Звонок раздался в начале десятого. Лариса только что закончила проверять домашнее задание Миши, отправила его в ванную и приготовилась наконец выпить чай. День выдался изматывающий — бесконечные счета, которые нужно было оплатить, разговор с учительницей о снижении успеваемости сына, капризы младшей из-за режущихся зубов. И ко всему — третий вечер без Олега, пропадающего на каком-то «важном проекте».
— Алло, — она сжала телефонную трубку и поморщилась, узнав номер.
— Ларочка, это Нина Петровна, — голос свекрови звучал как всегда властно. — Не помешала?
Лариса проглотила рвущееся наружу «помешали».
— Что случилось? — спросила она сдержанно. За одиннадцать лет замужества она выучила: свекровь никогда не звонит просто так.
— У нас аварийную ситуацию объявили, — объявила Нина Петровна. — Весь дом расселяют на время капитального ремонта. Я завтра приеду, поживу у вас. Недельку-другую.
Лариса застыла, глядя на разложенный диван, который они делили с мужем, на детские игрушки, разбросанные по их крошечной двухкомнатной квартире.
— Нина Петровна, у нас очень тесно, вы сами знаете, — осторожно начала она.
— А что делать? — отрезала свекровь. — Не на улице же мне жить. В гостиницу, что ли, ехать? В моём-то возрасте? Да и пенсия не позволяет.

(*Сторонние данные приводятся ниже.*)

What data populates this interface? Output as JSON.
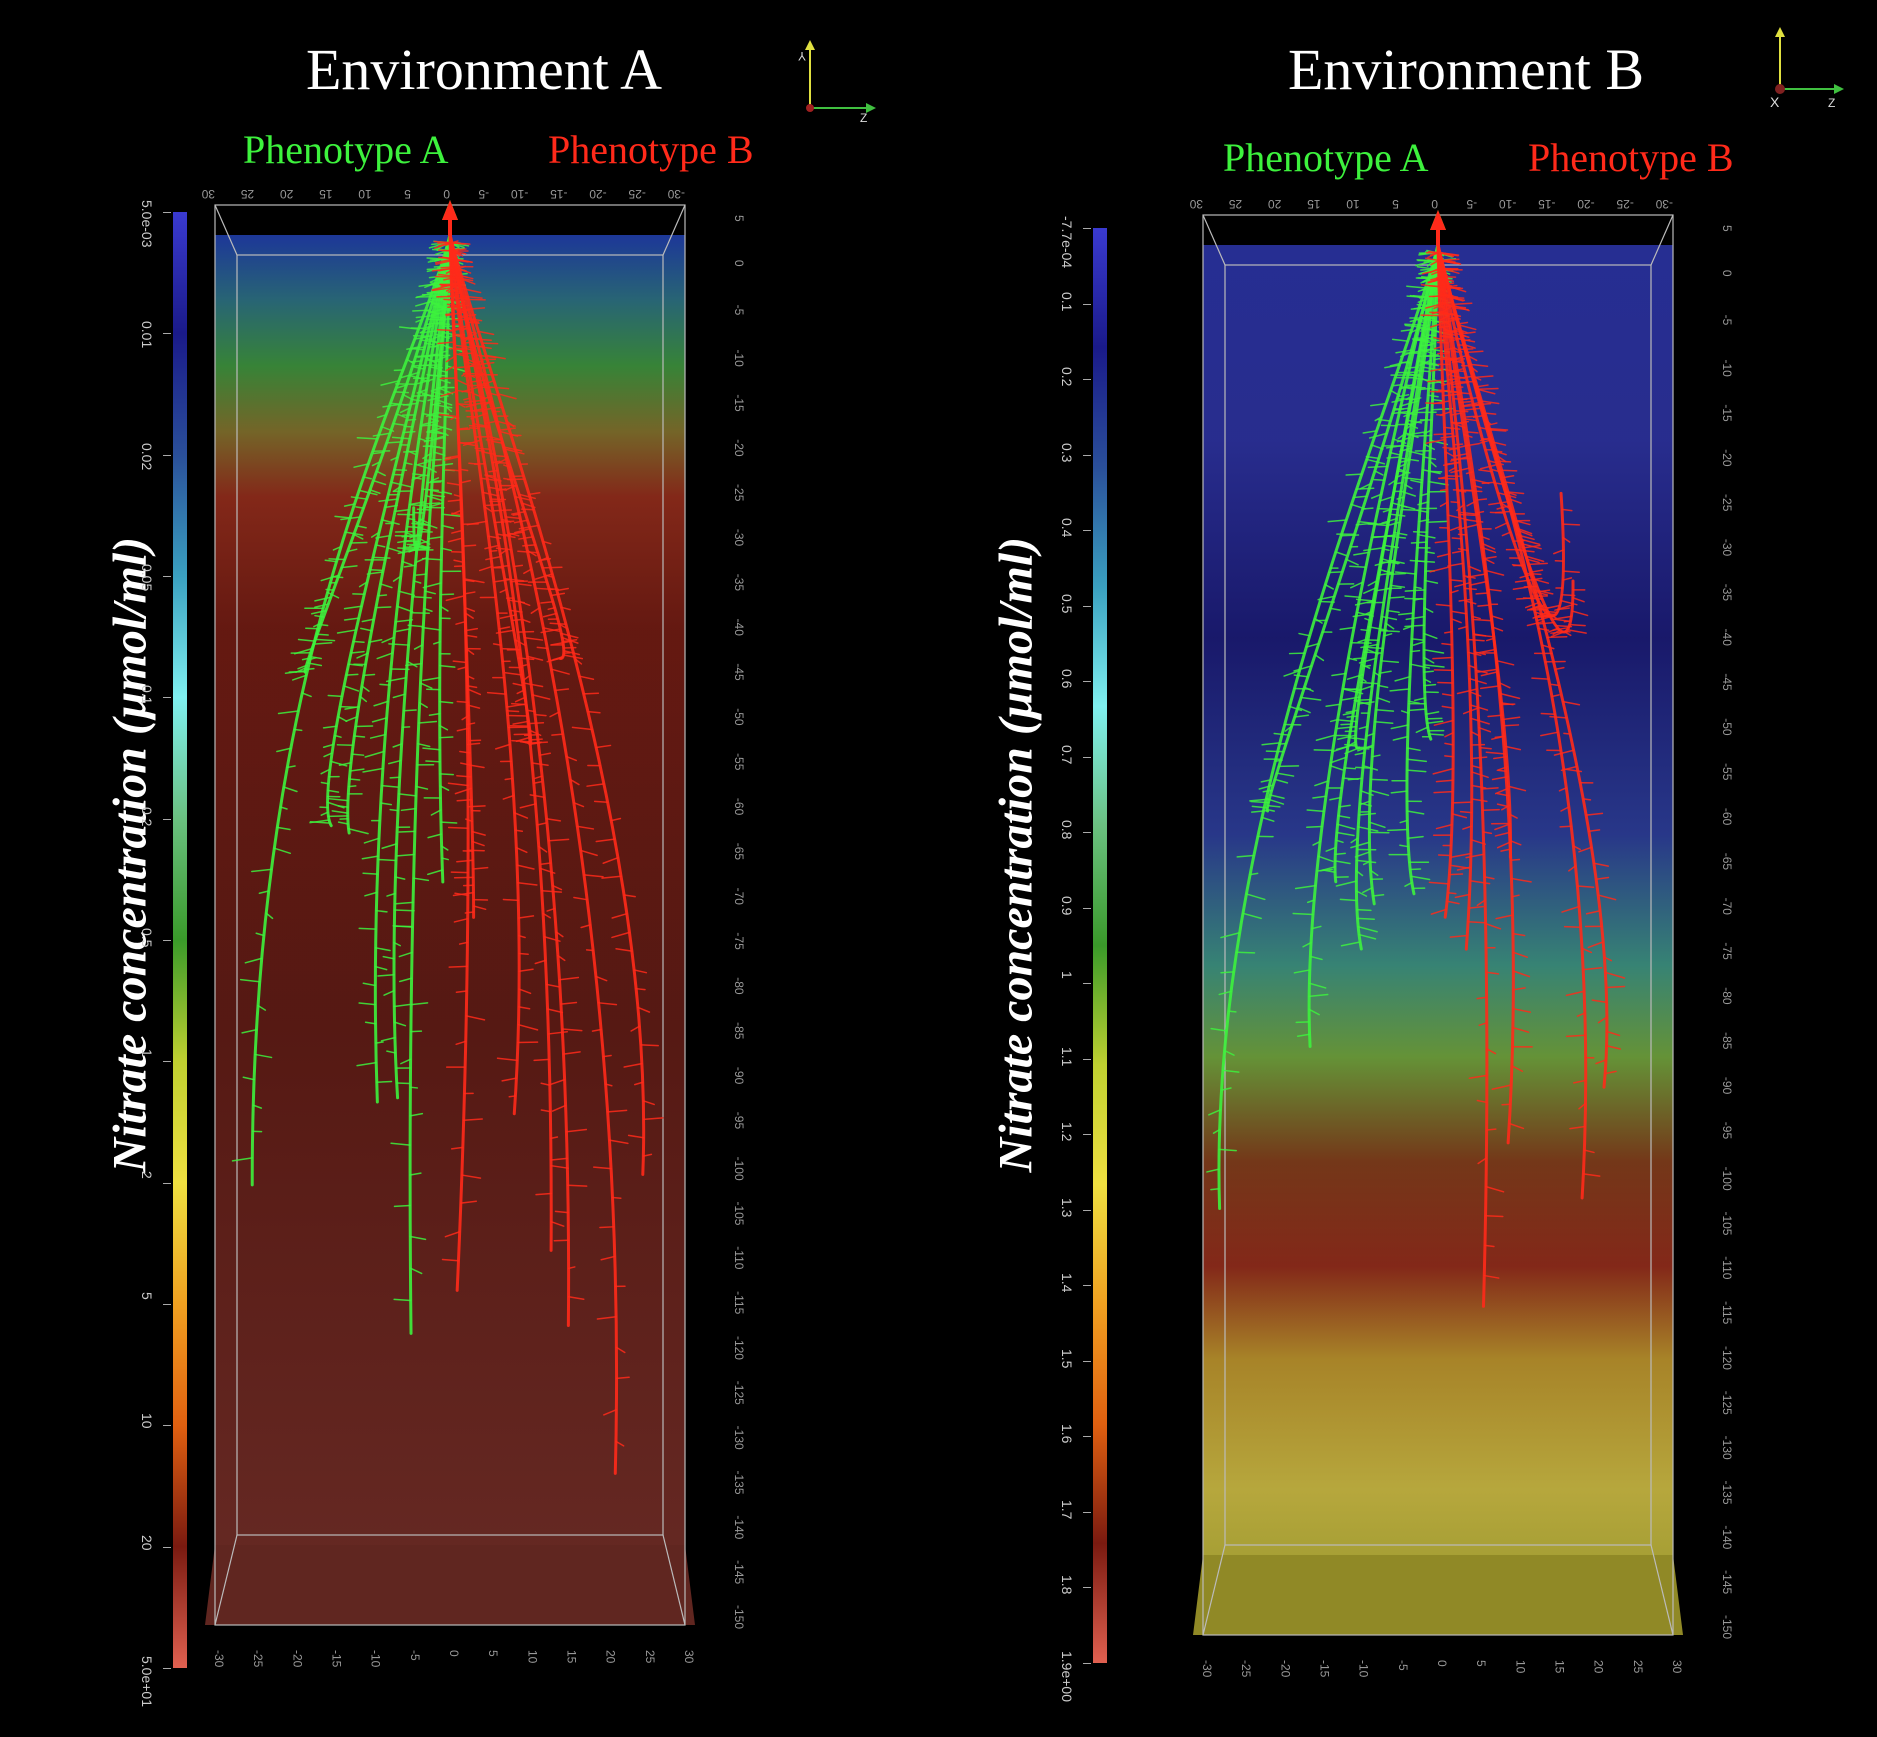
{
  "panels": [
    {
      "title": "Environment A",
      "phenotype_a": "Phenotype A",
      "phenotype_b": "Phenotype B",
      "colorbar_label": "Nitrate concentration (µmol/ml)",
      "colorbar_ticks": [
        "5.0e-03",
        "0.01",
        "0.02",
        "0.05",
        "0.1",
        "0.2",
        "0.5",
        "1",
        "2",
        "5",
        "10",
        "20",
        "5.0e+01"
      ],
      "colorbar_colors": [
        "#3a3ad0",
        "#1a1a8a",
        "#2a4f9a",
        "#3aa0c0",
        "#7ff0f0",
        "#6ac080",
        "#3a9a2a",
        "#bfd030",
        "#f0e040",
        "#f0a020",
        "#e06010",
        "#7a1a10",
        "#e06050"
      ],
      "side_ticks_right": [
        "5",
        "0",
        "-5",
        "-10",
        "-15",
        "-20",
        "-25",
        "-30",
        "-35",
        "-40",
        "-45",
        "-50",
        "-55",
        "-60",
        "-65",
        "-70",
        "-75",
        "-80",
        "-85",
        "-90",
        "-95",
        "-100",
        "-105",
        "-110",
        "-115",
        "-120",
        "-125",
        "-130",
        "-135",
        "-140",
        "-145",
        "-150"
      ],
      "top_ticks": [
        "30",
        "25",
        "20",
        "15",
        "10",
        "5",
        "0",
        "-5",
        "-10",
        "-15",
        "-20",
        "-25",
        "-30"
      ],
      "bottom_ticks": [
        "-30",
        "-25",
        "-20",
        "-15",
        "-10",
        "-5",
        "0",
        "5",
        "10",
        "15",
        "20",
        "25",
        "30"
      ]
    },
    {
      "title": "Environment B",
      "phenotype_a": "Phenotype A",
      "phenotype_b": "Phenotype B",
      "colorbar_label": "Nitrate concentration (µmol/ml)",
      "colorbar_ticks": [
        "-7.7e-04",
        "0.1",
        "0.2",
        "0.3",
        "0.4",
        "0.5",
        "0.6",
        "0.7",
        "0.8",
        "0.9",
        "1",
        "1.1",
        "1.2",
        "1.3",
        "1.4",
        "1.5",
        "1.6",
        "1.7",
        "1.8",
        "1.9e+00"
      ],
      "colorbar_colors": [
        "#3a3ad0",
        "#1a1a8a",
        "#2a4f9a",
        "#3aa0c0",
        "#7ff0f0",
        "#6ac080",
        "#3a9a2a",
        "#bfd030",
        "#f0e040",
        "#f0a020",
        "#e06010",
        "#7a1a10",
        "#e06050"
      ],
      "side_ticks_right": [
        "5",
        "0",
        "-5",
        "-10",
        "-15",
        "-20",
        "-25",
        "-30",
        "-35",
        "-40",
        "-45",
        "-50",
        "-55",
        "-60",
        "-65",
        "-70",
        "-75",
        "-80",
        "-85",
        "-90",
        "-95",
        "-100",
        "-105",
        "-110",
        "-115",
        "-120",
        "-125",
        "-130",
        "-135",
        "-140",
        "-145",
        "-150"
      ],
      "top_ticks": [
        "30",
        "25",
        "20",
        "15",
        "10",
        "5",
        "0",
        "-5",
        "-10",
        "-15",
        "-20",
        "-25",
        "-30"
      ],
      "bottom_ticks": [
        "-30",
        "-25",
        "-20",
        "-15",
        "-10",
        "-5",
        "0",
        "5",
        "10",
        "15",
        "20",
        "25",
        "30"
      ]
    }
  ],
  "colors": {
    "phenotype_a": "#3df23d",
    "phenotype_b": "#ff2a1a",
    "background": "#000000"
  }
}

Лариса прикрыла глаза. Их стандартная планировка — детская и спальня, обе меньше двенадцати метров, кухонька шесть квадратов, где они наконец-то недавно поместили новый холодильник, заняв часть прохода.
— Может, у Светланы? — предложила она, вспомнив о сестре Олега, живущей в трёхкомнатной квартире с одним ребёнком-подростком.
— Светлана в отпуске за границей, — в голосе свекрови прозвучала обида. — И мне странно это слышать. Что, мать родная для сына в тягость? Для внуков бабушка лишняя?
— Нет, что вы, — Лариса прикусила губу. — Просто мы очень стеснены…
— Ничего, потеснитесь, — голос Нины Петровны смягчился. — Семья должна помогать друг другу в трудную минуту. Я завтра в два часа буду. Встречать не надо.
Короткие гудки. Лариса медленно опустила трубку, разом ощутив, как уютное пространство их маленькой квартиры сжимается до размеров спичечного коробка.
— Просто невозможно! — Лариса ходила взад-вперёд по кухне, пока Олег, вернувшийся за полночь, сидел за столом, устало потирая веки. — Куда мы её положим? В детскую? Но там Мишина парта, Катина кроватка, игрушки. В зале? А где тогда будем спать мы?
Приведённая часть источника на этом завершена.